Vodafone writes £6.6 billion off its European assets: share price plunges

Images Money (c) [CC BY 2.0]

Images Money (c) [CC BY 2.0]

Having used the money made from the sale of its holding in Verizon Wireless to pay out big to investors and set aside billions for much-needed investment in Europe, Vodafone faces an uncertain future after issuing a 2015 profits warning. The news caused the company's share price to fall by 5.5 per cent. 

A few short months ago it seemed that Vodafone could do no wrong as investors swilled the champers and swigged the truffle oil, all paid for courtesy of the proceeds of the sale of the company's 45 per cent share in US operator Verizon Wireless.

But that was then, and this is now and it is dawning on the market that Vodafone, having killed the goose that would have continued laying ever bigger golden eggs, isn't quite as wonderful a punt as it would like us all to believe. In fact, Vodafone is a classic 'curate's egg', good in parts but stinkingly bad in others - and all encapsulated in a single cracked shell.

Yesterday Vodafone's shares fell by 5.5 per cent, knocking £3 billion of the operator's value in just a few short hours of trading. It was the company's biggest share price drop in one day since 2009 and came as it issued a warning that earnings for 2015 will be below forecast and market expectations.

Two months ago Vodafone shares were trading at £2.50. That pence figure has now been reversed. The shares are selling at £2.05 and it will take a lot of effort, and probably quite a long time, before the shares hit those dizzying heights again.

Vodafone got US$130 billion for its Verizon Wireless holding and returned a great deal of that cash to restive shareholders. I was a great pay day for them and a grand party followed but now the hangover is kicking-in and Vodafone has been forced publicly to admit what analysts have been saying for months: Now that it has taken Uncle Sam's dollar and departed American shores, the remains of the company stands overexposed and vulnerable in too many parts of its European operations.

Vodafone has rested on its European laurels for far too long and, perhaps distracted by the Verizon saga, has under-invested there for years. Now it is having to play catch-up in a very fast moving field and has set aside £19 billion to upgrade ageing networks (and tart-up and titivate its retail stores with some fresh wallpaper and a lick of paint).

However, and here's the real sting in the tail, the UK-head-quartered mobile service provider has announced that due to what it calls "significant ongoing pressures" it has been forced to write-down the values of its business units in the Czech Republic, Germany, Italy, Portugal, Romania and Spain by an incredible £6.6 billion. Since 2012 Vodafone has now written-off more than £18 billion in relation to its European operations. Knocks a bit of the gilt off the Verizon Wireless gingerbread, doesn't it?

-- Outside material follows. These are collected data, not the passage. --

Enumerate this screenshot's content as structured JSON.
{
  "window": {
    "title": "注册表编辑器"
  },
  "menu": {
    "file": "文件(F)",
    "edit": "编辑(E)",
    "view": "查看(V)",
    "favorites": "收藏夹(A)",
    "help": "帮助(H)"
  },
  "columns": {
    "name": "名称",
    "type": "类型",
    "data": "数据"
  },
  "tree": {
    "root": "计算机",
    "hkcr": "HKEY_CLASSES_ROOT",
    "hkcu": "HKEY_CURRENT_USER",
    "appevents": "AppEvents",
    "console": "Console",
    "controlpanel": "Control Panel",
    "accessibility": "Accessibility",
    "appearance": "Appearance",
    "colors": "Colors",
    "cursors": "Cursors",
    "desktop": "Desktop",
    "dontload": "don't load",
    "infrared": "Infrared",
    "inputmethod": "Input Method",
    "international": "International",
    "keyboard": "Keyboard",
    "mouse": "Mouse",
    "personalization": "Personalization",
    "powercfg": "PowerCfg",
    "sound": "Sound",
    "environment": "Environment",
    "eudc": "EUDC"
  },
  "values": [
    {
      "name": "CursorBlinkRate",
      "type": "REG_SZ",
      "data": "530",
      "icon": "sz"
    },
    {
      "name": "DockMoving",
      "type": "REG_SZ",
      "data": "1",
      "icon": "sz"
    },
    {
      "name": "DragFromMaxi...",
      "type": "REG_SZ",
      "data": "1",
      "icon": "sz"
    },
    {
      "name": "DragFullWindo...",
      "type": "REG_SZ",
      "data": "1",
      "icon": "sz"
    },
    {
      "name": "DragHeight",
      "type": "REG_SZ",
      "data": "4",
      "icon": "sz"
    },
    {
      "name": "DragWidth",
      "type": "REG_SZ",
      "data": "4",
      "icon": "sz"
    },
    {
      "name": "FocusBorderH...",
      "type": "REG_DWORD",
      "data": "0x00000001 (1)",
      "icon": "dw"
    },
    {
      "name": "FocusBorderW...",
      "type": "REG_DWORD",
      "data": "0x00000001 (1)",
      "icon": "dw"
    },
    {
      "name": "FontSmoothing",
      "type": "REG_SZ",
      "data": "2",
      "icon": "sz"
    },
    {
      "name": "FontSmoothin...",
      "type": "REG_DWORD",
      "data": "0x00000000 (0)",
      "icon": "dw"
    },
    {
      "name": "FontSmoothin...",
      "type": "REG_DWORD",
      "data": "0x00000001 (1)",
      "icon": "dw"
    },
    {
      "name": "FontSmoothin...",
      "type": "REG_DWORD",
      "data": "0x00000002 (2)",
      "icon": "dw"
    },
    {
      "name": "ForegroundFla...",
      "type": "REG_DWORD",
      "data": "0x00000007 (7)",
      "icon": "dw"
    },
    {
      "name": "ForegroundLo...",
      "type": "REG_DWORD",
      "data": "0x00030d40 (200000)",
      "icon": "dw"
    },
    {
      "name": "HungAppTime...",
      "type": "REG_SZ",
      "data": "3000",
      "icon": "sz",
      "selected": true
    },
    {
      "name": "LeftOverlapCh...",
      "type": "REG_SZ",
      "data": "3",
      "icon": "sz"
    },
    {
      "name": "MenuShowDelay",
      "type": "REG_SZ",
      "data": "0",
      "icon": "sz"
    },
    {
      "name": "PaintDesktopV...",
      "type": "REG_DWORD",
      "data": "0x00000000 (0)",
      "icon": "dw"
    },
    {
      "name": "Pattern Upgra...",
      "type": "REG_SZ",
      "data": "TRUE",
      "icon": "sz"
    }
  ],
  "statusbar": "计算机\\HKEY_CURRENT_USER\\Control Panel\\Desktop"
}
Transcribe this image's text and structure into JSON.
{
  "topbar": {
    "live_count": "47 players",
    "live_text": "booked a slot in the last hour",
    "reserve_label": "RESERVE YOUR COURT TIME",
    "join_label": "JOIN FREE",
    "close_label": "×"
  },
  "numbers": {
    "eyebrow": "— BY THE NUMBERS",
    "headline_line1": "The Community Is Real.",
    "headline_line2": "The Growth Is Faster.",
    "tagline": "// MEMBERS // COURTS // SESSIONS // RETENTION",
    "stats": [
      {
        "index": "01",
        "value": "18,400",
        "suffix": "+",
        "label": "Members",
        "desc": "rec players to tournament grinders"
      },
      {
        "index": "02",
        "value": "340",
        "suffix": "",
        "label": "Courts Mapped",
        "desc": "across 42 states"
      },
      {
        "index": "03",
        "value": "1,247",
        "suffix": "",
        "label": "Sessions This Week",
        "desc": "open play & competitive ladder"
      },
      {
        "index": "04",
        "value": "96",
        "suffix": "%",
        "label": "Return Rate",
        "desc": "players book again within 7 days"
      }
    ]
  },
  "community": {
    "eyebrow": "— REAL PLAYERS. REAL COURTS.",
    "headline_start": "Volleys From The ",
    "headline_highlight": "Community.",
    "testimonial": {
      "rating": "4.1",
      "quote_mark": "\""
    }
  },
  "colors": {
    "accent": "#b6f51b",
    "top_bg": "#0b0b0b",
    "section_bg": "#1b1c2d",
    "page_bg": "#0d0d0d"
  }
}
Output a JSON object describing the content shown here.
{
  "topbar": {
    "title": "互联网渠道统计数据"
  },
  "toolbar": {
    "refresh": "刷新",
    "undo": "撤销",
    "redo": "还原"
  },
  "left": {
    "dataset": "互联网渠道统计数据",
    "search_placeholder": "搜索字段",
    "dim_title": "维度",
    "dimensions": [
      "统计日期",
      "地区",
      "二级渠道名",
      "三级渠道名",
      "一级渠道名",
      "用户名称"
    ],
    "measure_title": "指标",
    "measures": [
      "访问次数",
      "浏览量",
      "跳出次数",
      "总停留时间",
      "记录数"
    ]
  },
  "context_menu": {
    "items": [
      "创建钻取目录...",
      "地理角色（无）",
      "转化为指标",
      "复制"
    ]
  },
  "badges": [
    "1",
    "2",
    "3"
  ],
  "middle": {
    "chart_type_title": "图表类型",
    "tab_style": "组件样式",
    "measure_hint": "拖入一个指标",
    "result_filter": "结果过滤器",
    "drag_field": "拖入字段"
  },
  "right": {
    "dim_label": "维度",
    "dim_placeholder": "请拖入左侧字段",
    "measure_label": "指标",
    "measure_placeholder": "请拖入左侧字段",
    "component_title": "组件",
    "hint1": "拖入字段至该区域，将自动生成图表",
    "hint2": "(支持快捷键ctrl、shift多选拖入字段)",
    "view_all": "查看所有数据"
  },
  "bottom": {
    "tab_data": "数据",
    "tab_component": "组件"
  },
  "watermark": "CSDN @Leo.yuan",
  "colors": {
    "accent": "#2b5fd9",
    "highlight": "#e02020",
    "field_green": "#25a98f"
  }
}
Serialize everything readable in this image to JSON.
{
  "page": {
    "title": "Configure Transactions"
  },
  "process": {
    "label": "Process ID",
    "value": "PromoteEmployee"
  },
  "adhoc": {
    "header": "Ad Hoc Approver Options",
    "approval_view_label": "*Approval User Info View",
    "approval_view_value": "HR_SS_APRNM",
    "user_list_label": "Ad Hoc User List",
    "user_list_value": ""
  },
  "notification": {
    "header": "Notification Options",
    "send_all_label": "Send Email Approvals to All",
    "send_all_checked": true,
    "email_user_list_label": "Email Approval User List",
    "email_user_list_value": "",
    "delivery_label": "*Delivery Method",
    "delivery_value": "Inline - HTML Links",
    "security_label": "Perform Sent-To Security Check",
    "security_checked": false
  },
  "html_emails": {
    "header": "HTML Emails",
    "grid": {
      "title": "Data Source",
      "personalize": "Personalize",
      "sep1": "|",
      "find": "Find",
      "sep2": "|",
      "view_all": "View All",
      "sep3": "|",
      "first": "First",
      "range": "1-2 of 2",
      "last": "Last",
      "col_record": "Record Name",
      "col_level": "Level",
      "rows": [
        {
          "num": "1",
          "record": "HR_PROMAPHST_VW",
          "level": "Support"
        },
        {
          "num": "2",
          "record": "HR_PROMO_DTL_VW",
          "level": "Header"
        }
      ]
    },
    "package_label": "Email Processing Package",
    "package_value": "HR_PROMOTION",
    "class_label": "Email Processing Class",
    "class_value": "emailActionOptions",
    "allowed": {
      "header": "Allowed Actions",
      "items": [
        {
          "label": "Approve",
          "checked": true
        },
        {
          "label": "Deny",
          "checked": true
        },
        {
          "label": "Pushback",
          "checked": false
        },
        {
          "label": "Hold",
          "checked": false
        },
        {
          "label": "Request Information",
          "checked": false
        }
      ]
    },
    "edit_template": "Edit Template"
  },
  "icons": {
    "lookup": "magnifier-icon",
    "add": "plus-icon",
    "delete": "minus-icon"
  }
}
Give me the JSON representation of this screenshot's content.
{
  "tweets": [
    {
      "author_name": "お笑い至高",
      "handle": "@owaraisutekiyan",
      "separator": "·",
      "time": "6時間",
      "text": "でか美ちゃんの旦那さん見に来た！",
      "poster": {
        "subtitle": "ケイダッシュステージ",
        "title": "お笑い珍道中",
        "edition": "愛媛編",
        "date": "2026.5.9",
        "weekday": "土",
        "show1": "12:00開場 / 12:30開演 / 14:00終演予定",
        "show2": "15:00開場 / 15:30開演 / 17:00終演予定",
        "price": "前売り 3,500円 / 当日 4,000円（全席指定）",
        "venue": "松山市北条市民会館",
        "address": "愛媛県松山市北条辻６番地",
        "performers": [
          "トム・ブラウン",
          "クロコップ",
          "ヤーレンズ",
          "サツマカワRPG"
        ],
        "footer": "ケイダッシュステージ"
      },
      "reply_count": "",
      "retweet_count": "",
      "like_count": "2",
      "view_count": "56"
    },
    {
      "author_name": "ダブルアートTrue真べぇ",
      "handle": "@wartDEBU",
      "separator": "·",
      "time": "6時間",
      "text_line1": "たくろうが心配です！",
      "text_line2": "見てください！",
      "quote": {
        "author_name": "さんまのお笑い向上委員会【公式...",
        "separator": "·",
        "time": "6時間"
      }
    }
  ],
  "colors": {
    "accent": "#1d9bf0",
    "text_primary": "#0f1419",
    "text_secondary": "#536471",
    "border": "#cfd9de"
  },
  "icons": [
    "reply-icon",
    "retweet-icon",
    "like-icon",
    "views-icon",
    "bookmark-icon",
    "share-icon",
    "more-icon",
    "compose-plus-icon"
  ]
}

Part of Vodafone's recovery plan is 'Project Spring', a two year-long £7 billion project that is a  sub-set of Vodafone's £19 billion overall effort to make itself a technological powerhouse and thus a viable long-term competitor to the likes of Deutsche Telekom and Telefonica by rolling-out so-callled 4G services to "91 per cent of Europe" by 2016. That's a tall order, and, as Vodafone iteslf admits, Project Spring won't throw off any cash for a minimum of seven years. A lot can, and will, happen in the European mobile sector whilst investors wait for a pay-back over such a lengthy period.

OK, so Vodafone is doing well in places like India, the company has made an operating profit of £5 billion and the dividend yield, at 5.3 per cent, is good and expected to rise - in the short term ay least. But revenues are down by 2 per cent on last year and ebitda earnings have fallen by 7 per cent - and now there's no Verizon Wireless to fall back on if things get worse. What's more, European operators aren't going to stand back and do nothing for years on end whilst Vodafone mounts a belated competitive play.

For a while it was rumoured that Vodafone was hoping that a friendly acquisition offer from AT&T was in the offing. That would have solved a lot of problems but AT&T went and spent $49 billion to buy DirecTV, leaving Vodafone high and dry. So, it is not beyond the bounds of possibility that Vodafone could, perhaps sooner rather than later, find itself the target of an aggressive take-over bid - and if such a scenario were to come to pass, neither shareholders, government ministers nor the public would be likely to line up to protest about the acquisition in the way they did in the Pfizer/AstraZeneca case.